Throughout his career, Gersht has taken a poetic, metaphorical approach to explore political conflict and the multiplicity of truth. During Gersht’s childhood in Israel, it was common practice to visit the countryside and collect what were referred to as the “flowers of Israel”. Considered symbols of the connection between the Jewish people and their land, the plants were collected to the point of near-extinction. For Fragile Land Gersht procured or cultivated specimens, including cyclamen, Iris Atropupurea, and the Madonna lily, all of which have played a significant role in Israeli and European cultural histories. Then, in a highly choreographed studio session, Gersht exploded each flowering plant with a bullet fired from a customized air rifle. Using an 8 x 10 camera and Polaroid film and a high-resolution digital camera to capture the event simultaneously, Gersht has captured two different realities, one of which is so technically precise as to exceed the capabilities of human vision and the other of which has the dreamlike quality of a memory.

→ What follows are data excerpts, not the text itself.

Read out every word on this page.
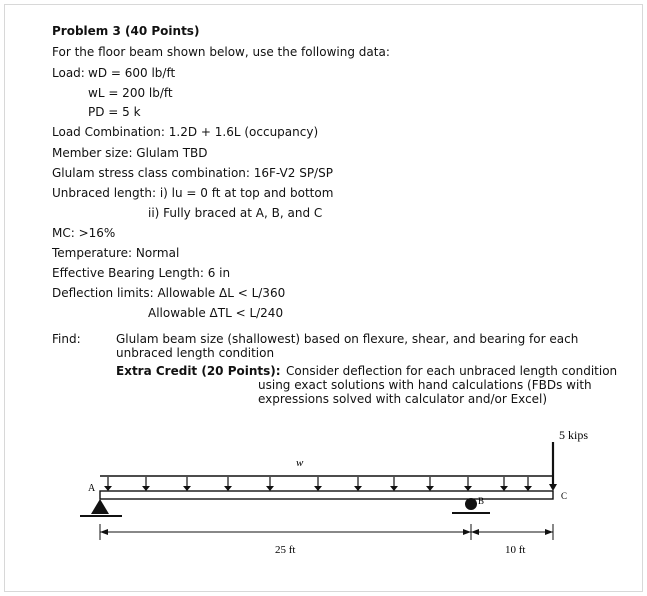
Problem 3 (40 Points)
For the floor beam shown below, use the following data:
Load: wD = 600 lb/ft
wL = 200 lb/ft
PD = 5 k
Load Combination: 1.2D + 1.6L (occupancy)
Member size: Glulam TBD
Glulam stress class combination: 16F-V2 SP/SP
Unbraced length: i) lu = 0 ft at top and bottom
ii) Fully braced at A, B, and C
MC: >16%
Temperature: Normal
Effective Bearing Length: 6 in
Deflection limits: Allowable ΔL < L/360
Allowable ΔTL < L/240
Find:	Glulam beam size (shallowest) based on flexure, shear, and bearing for each
unbraced length condition
Extra Credit (20 Points): Consider deflection for each unbraced length condition
using exact solutions with hand calculations (FBDs with
expressions solved with calculator and/or Excel)
w
5 kips
A
B	C
25 ft	10 ft
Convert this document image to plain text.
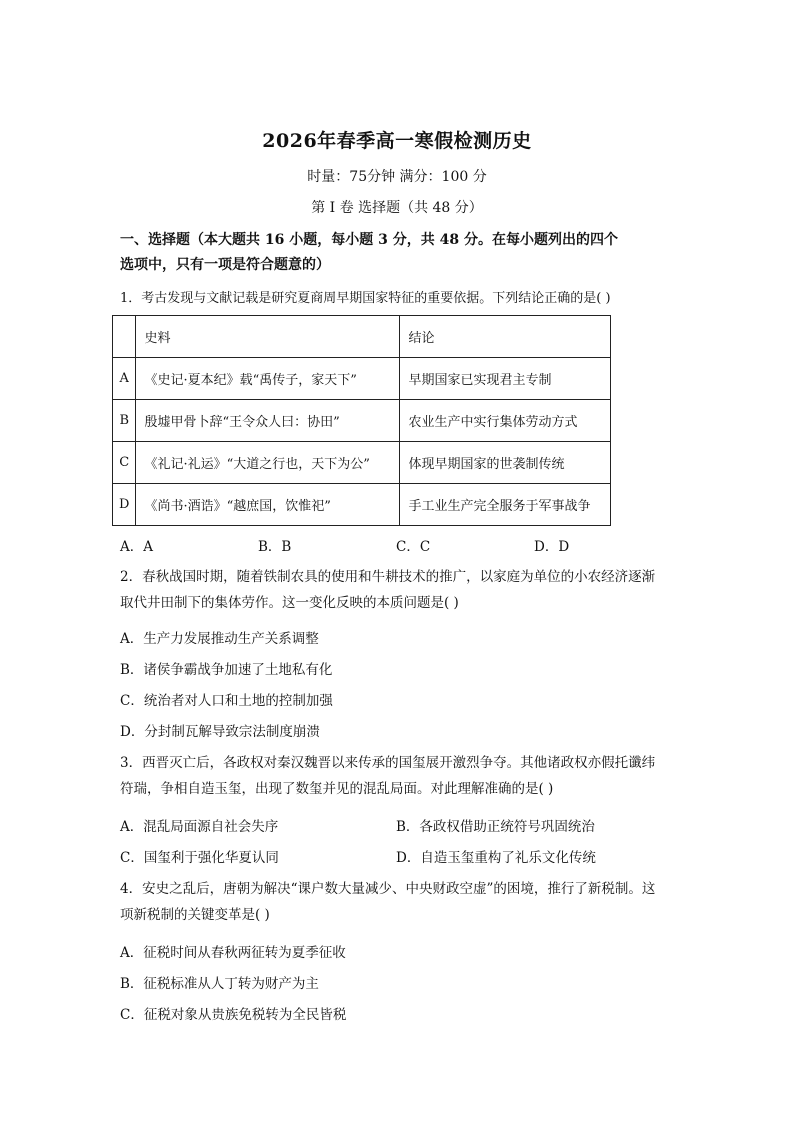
2026年春季高一寒假检测历史
时量：75分钟 满分：100 分
第 I 卷 选择题（共 48 分）
一、选择题（本大题共 16 小题，每小题 3 分，共 48 分。在每小题列出的四个
选项中，只有一项是符合题意的）
1．考古发现与文献记载是研究夏商周早期国家特征的重要依据。下列结论正确的是( )
	史料	结论
A	《史记·夏本纪》载“禹传子，家天下”	早期国家已实现君主专制
B	殷墟甲骨卜辞“王令众人曰：协田”	农业生产中实行集体劳动方式
C	《礼记·礼运》“大道之行也，天下为公”	体现早期国家的世袭制传统
D	《尚书·酒诰》“越庶国，饮惟祀”	手工业生产完全服务于军事战争
A．A	B．B	C．C	D．D
2．春秋战国时期，随着铁制农具的使用和牛耕技术的推广，以家庭为单位的小农经济逐渐
取代井田制下的集体劳作。这一变化反映的本质问题是( )
A．生产力发展推动生产关系调整
B．诸侯争霸战争加速了土地私有化
C．统治者对人口和土地的控制加强
D．分封制瓦解导致宗法制度崩溃
3．西晋灭亡后，各政权对秦汉魏晋以来传承的国玺展开激烈争夺。其他诸政权亦假托谶纬
符瑞，争相自造玉玺，出现了数玺并见的混乱局面。对此理解准确的是( )
A．混乱局面源自社会失序	B．各政权借助正统符号巩固统治
C．国玺利于强化华夏认同	D．自造玉玺重构了礼乐文化传统
4．安史之乱后，唐朝为解决“课户数大量减少、中央财政空虚”的困境，推行了新税制。这
项新税制的关键变革是( )
A．征税时间从春秋两征转为夏季征收
B．征税标准从人丁转为财产为主
C．征税对象从贵族免税转为全民皆税
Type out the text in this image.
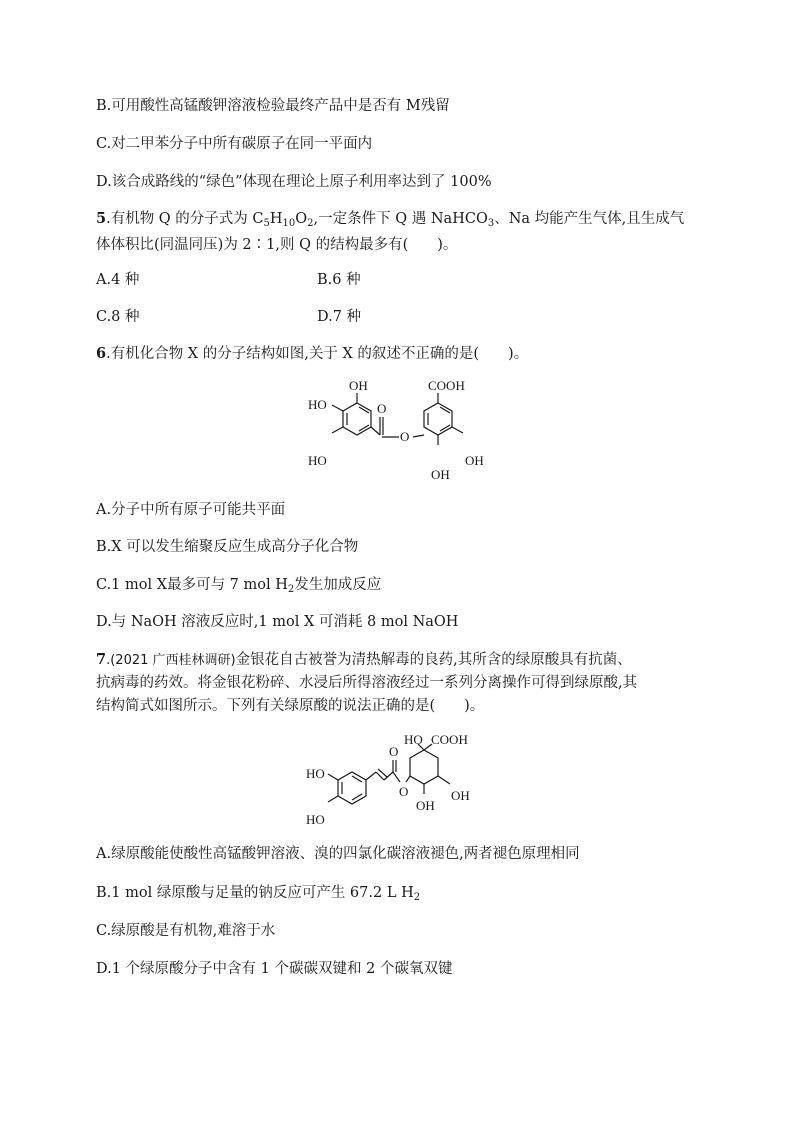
B.可用酸性高锰酸钾溶液检验最终产品中是否有 M残留
C.对二甲苯分子中所有碳原子在同一平面内
D.该合成路线的“绿色”体现在理论上原子利用率达到了 100%
5.有机物 Q 的分子式为 $C_5H_{10}O_2$,一定条件下 Q 遇 NaHCO$_3$、Na 均能产生气体,且生成气
体体积比(同温同压)为 2∶1,则 Q 的结构最多有(　　)。
A.4 种	B.6 种
C.8 种	D.7 种
6.有机化合物 X 的分子结构如图,关于 X 的叙述不正确的是(　　)。
OH
HO
HO
O
O
COOH
OH
OH
A.分子中所有原子可能共平面
B.X 可以发生缩聚反应生成高分子化合物
C.1 mol X最多可与 7 mol $H_2$发生加成反应
D.与 NaOH 溶液反应时,1 mol X 可消耗 8 mol NaOH
7.(2021 广西桂林调研)金银花自古被誉为清热解毒的良药,其所含的绿原酸具有抗菌、
抗病毒的药效。将金银花粉碎、水浸后所得溶液经过一系列分离操作可得到绿原酸,其
结构简式如图所示。下列有关绿原酸的说法正确的是(　　)。
HO COOH
HO
HO
O
O	OH
OH
A.绿原酸能使酸性高锰酸钾溶液、溴的四氯化碳溶液褪色,两者褪色原理相同
B.1 mol 绿原酸与足量的钠反应可产生 67.2 L $H_2$
C.绿原酸是有机物,难溶于水
D.1 个绿原酸分子中含有 1 个碳碳双键和 2 个碳氧双键
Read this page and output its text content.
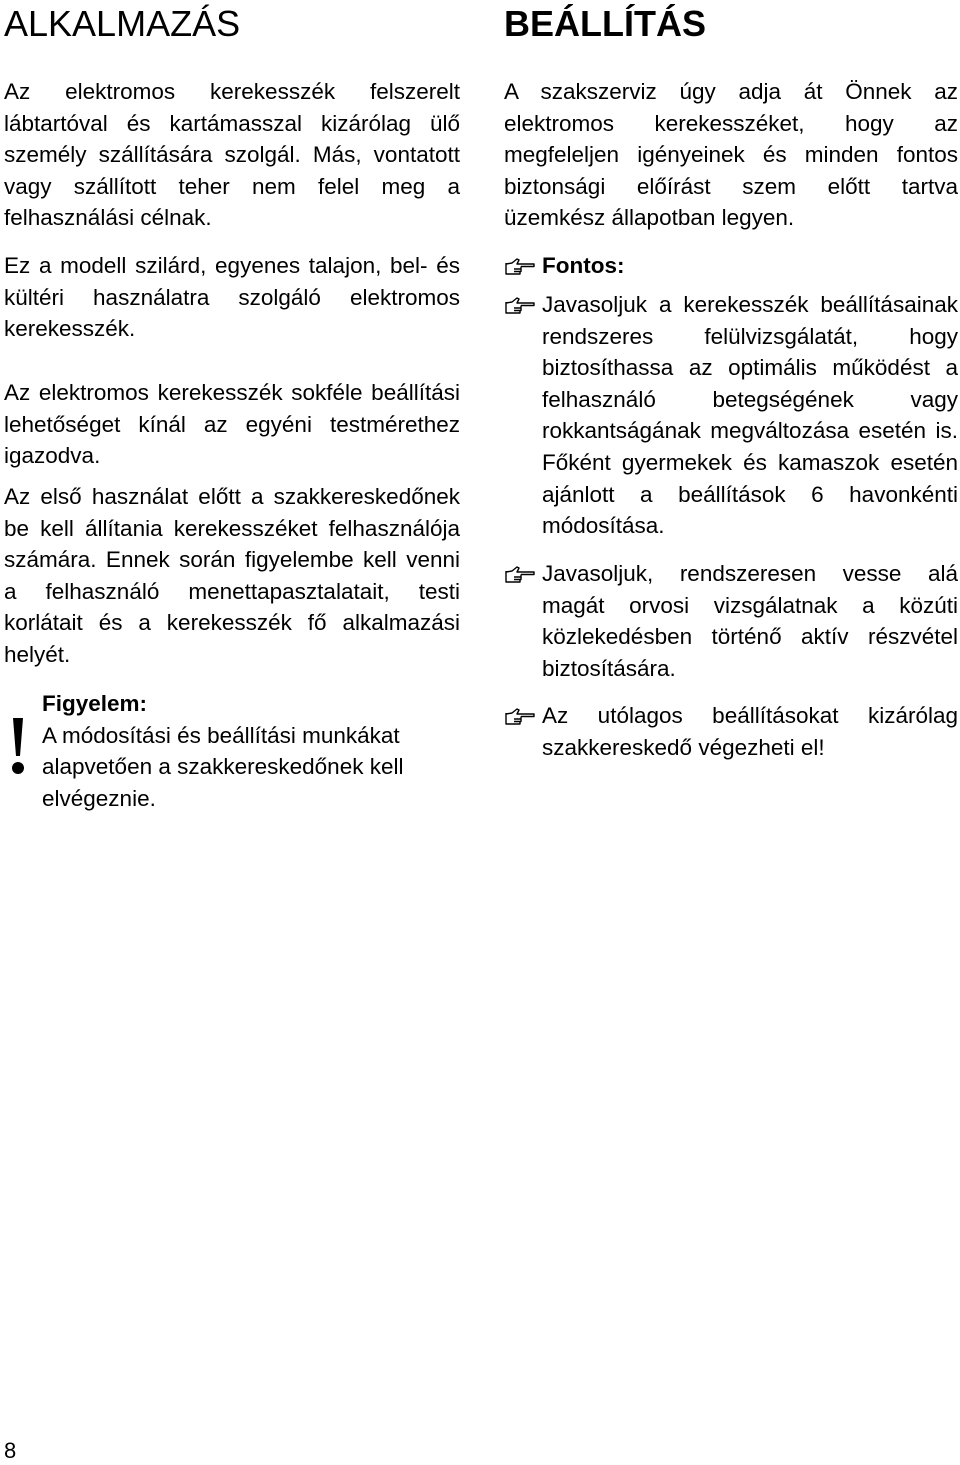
ALKALMAZÁS

Az elektromos kerekesszék felszerelt lábtartóval és kartámasszal kizárólag ülő személy szállítására szolgál. Más, vontatott vagy szállított teher nem felel meg a felhasználási célnak.

Ez a modell szilárd, egyenes talajon, bel- és kültéri használatra szolgáló elektromos kerekesszék.

Az elektromos kerekesszék sokféle beállítási lehetőséget kínál az egyéni testmérethez igazodva.

Az első használat előtt a szakkereskedőnek be kell állítania kerekesszéket felhasználója számára. Ennek során figyelembe kell venni a felhasználó menettapasztalatait, testi korlátait és a kerekesszék fő alkalmazási helyét.

Figyelem:
A módosítási és beállítási munkákat alapvetően a szakkereskedőnek kell elvégeznie.

BEÁLLÍTÁS

A szakszerviz úgy adja át Önnek az elektromos kerekesszéket, hogy az megfeleljen igényeinek és minden fontos biztonsági előírást szem előtt tartva üzemkész állapotban legyen.

Fontos:

Javasoljuk a kerekesszék beállításainak rendszeres felülvizsgálatát, hogy biztosíthassa az optimális működést a felhasználó betegségének vagy rokkantságának megváltozása esetén is. Főként gyermekek és kamaszok esetén ajánlott a beállítások 6 havonkénti módosítása.

Javasoljuk, rendszeresen vesse alá magát orvosi vizsgálatnak a közúti közlekedésben történő aktív részvétel biztosítására.

Az utólagos beállításokat kizárólag szakkereskedő végezheti el!

8
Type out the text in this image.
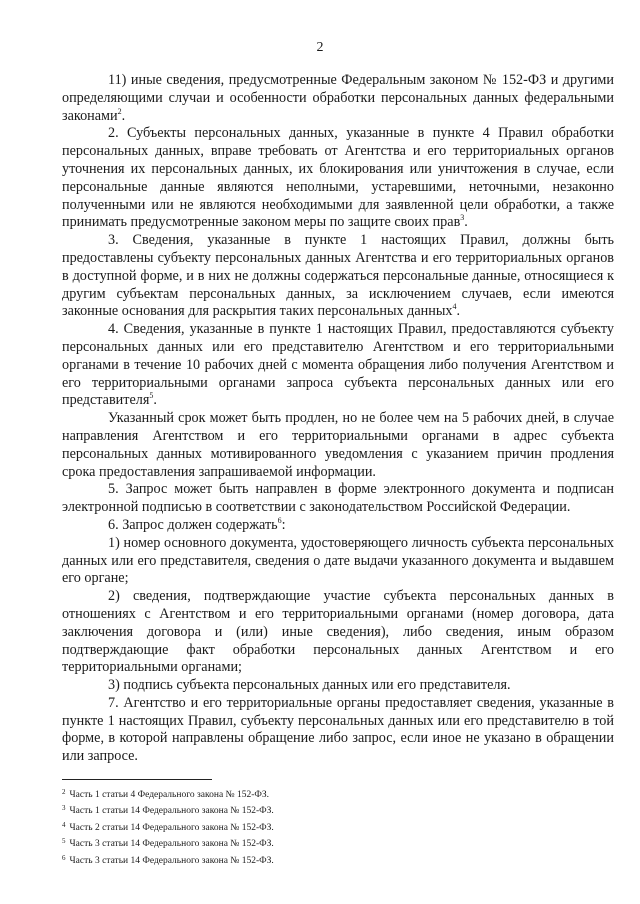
2

11) иные сведения, предусмотренные Федеральным законом № 152-ФЗ и другими определяющими случаи и особенности обработки персональных данных федеральными законами$^2$.

2. Субъекты персональных данных, указанные в пункте 4 Правил обработки персональных данных, вправе требовать от Агентства и его территориальных органов уточнения их персональных данных, их блокирования или уничтожения в случае, если персональные данные являются неполными, устаревшими, неточными, незаконно полученными или не являются необходимыми для заявленной цели обработки, а также принимать предусмотренные законом меры по защите своих прав$^3$.

3. Сведения, указанные в пункте 1 настоящих Правил, должны быть предоставлены субъекту персональных данных Агентства и его территориальных органов в доступной форме, и в них не должны содержаться персональные данные, относящиеся к другим субъектам персональных данных, за исключением случаев, если имеются законные основания для раскрытия таких персональных данных$^4$.

4. Сведения, указанные в пункте 1 настоящих Правил, предоставляются субъекту персональных данных или его представителю Агентством и его территориальными органами в течение 10 рабочих дней с момента обращения либо получения Агентством и его территориальными органами запроса субъекта персональных данных или его представителя$^5$.

Указанный срок может быть продлен, но не более чем на 5 рабочих дней, в случае направления Агентством и его территориальными органами в адрес субъекта персональных данных мотивированного уведомления с указанием причин продления срока предоставления запрашиваемой информации.

5. Запрос может быть направлен в форме электронного документа и подписан электронной подписью в соответствии с законодательством Российской Федерации.

6. Запрос должен содержать$^6$:

1) номер основного документа, удостоверяющего личность субъекта персональных данных или его представителя, сведения о дате выдачи указанного документа и выдавшем его органе;

2) сведения, подтверждающие участие субъекта персональных данных в отношениях с Агентством и его территориальными органами (номер договора, дата заключения договора и (или) иные сведения), либо сведения, иным образом подтверждающие факт обработки персональных данных Агентством и его территориальными органами;

3) подпись субъекта персональных данных или его представителя.

7. Агентство и его территориальные органы предоставляет сведения, указанные в пункте 1 настоящих Правил, субъекту персональных данных или его представителю в той форме, в которой направлены обращение либо запрос, если иное не указано в обращении или запросе.

$^2$ Часть 1 статьи 4 Федерального закона № 152-ФЗ.
$^3$ Часть 1 статьи 14 Федерального закона № 152-ФЗ.
$^4$ Часть 2 статьи 14 Федерального закона № 152-ФЗ.
$^5$ Часть 3 статьи 14 Федерального закона № 152-ФЗ.
$^6$ Часть 3 статьи 14 Федерального закона № 152-ФЗ.
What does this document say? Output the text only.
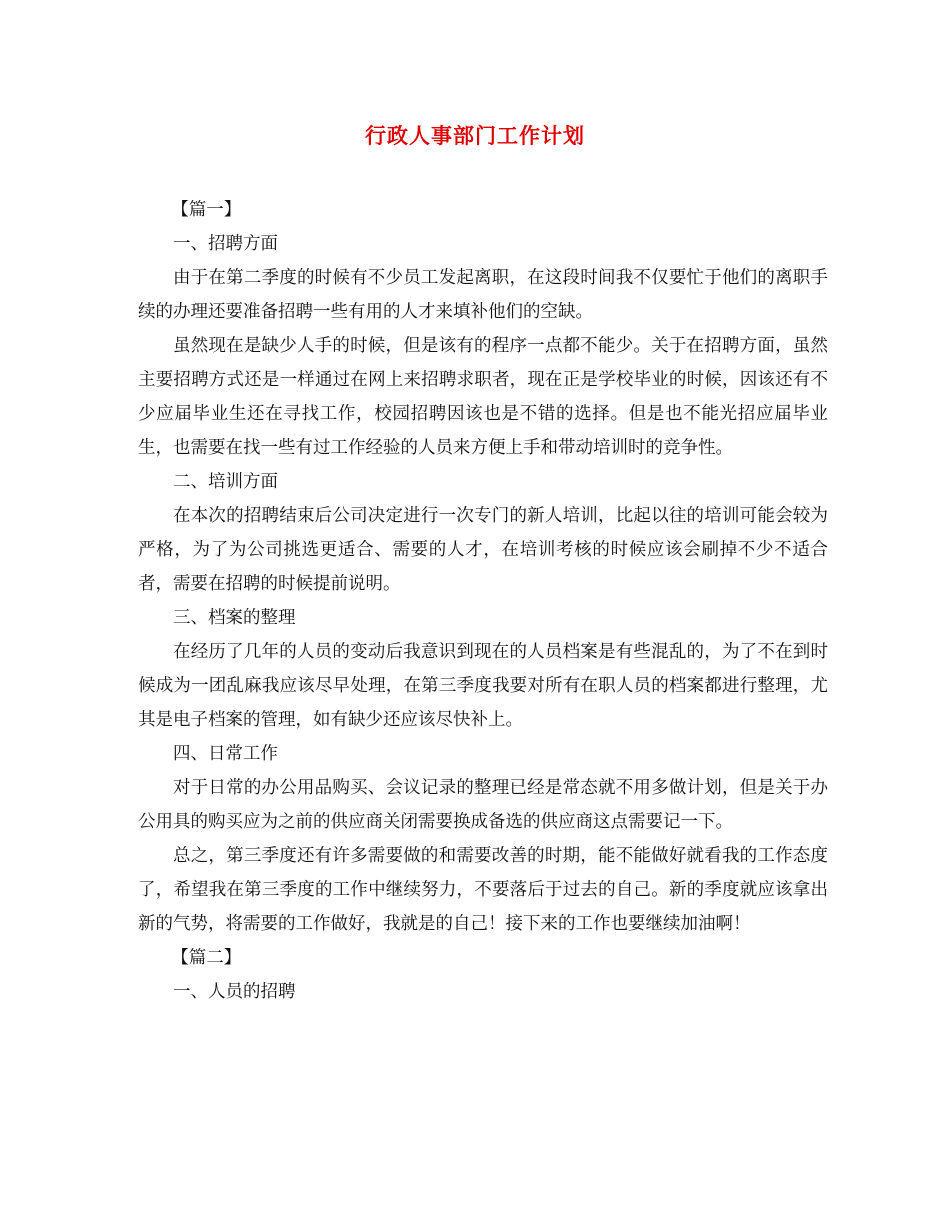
行政人事部门工作计划

【篇一】

一、招聘方面

由于在第二季度的时候有不少员工发起离职，在这段时间我不仅要忙于他们的离职手续的办理还要准备招聘一些有用的人才来填补他们的空缺。

虽然现在是缺少人手的时候，但是该有的程序一点都不能少。关于在招聘方面，虽然主要招聘方式还是一样通过在网上来招聘求职者，现在正是学校毕业的时候，因该还有不少应届毕业生还在寻找工作，校园招聘因该也是不错的选择。但是也不能光招应届毕业生，也需要在找一些有过工作经验的人员来方便上手和带动培训时的竞争性。

二、培训方面

在本次的招聘结束后公司决定进行一次专门的新人培训，比起以往的培训可能会较为严格，为了为公司挑选更适合、需要的人才，在培训考核的时候应该会刷掉不少不适合者，需要在招聘的时候提前说明。

三、档案的整理

在经历了几年的人员的变动后我意识到现在的人员档案是有些混乱的，为了不在到时候成为一团乱麻我应该尽早处理，在第三季度我要对所有在职人员的档案都进行整理，尤其是电子档案的管理，如有缺少还应该尽快补上。

四、日常工作

对于日常的办公用品购买、会议记录的整理已经是常态就不用多做计划，但是关于办公用具的购买应为之前的供应商关闭需要换成备选的供应商这点需要记一下。

总之，第三季度还有许多需要做的和需要改善的时期，能不能做好就看我的工作态度了，希望我在第三季度的工作中继续努力，不要落后于过去的自己。新的季度就应该拿出新的气势，将需要的工作做好，我就是的自己！接下来的工作也要继续加油啊！

【篇二】

一、人员的招聘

In many of his previous projects, Gersht has used the genre of still life painting to explore the fragile nature of existence and the duality between what is enduring and what is momentary, a contradiction embedded in the very nature of photography. In New Orders, Gersht references the instability and fragmentation of the European Union by recreating, in three dimensions, an individual painting by historical and prominent still-life painters from various countries, beginning with Chardin, Zubaran and Morandi. For Evertime, Gersht commissioned masterfully crafted replicas of the vessels and bottles found in Morandi’s paintings. After carefully arranging and lighting them in a resolved composition, he fired on the ceramics with an air rifle, while simultaneously recording the destruction and fragmentation of the objects with a high-resolution camera. Sequences of images and panoramas relay a cinematic unfolding of destruction and collapse not otherwise visible in our normal experience of events.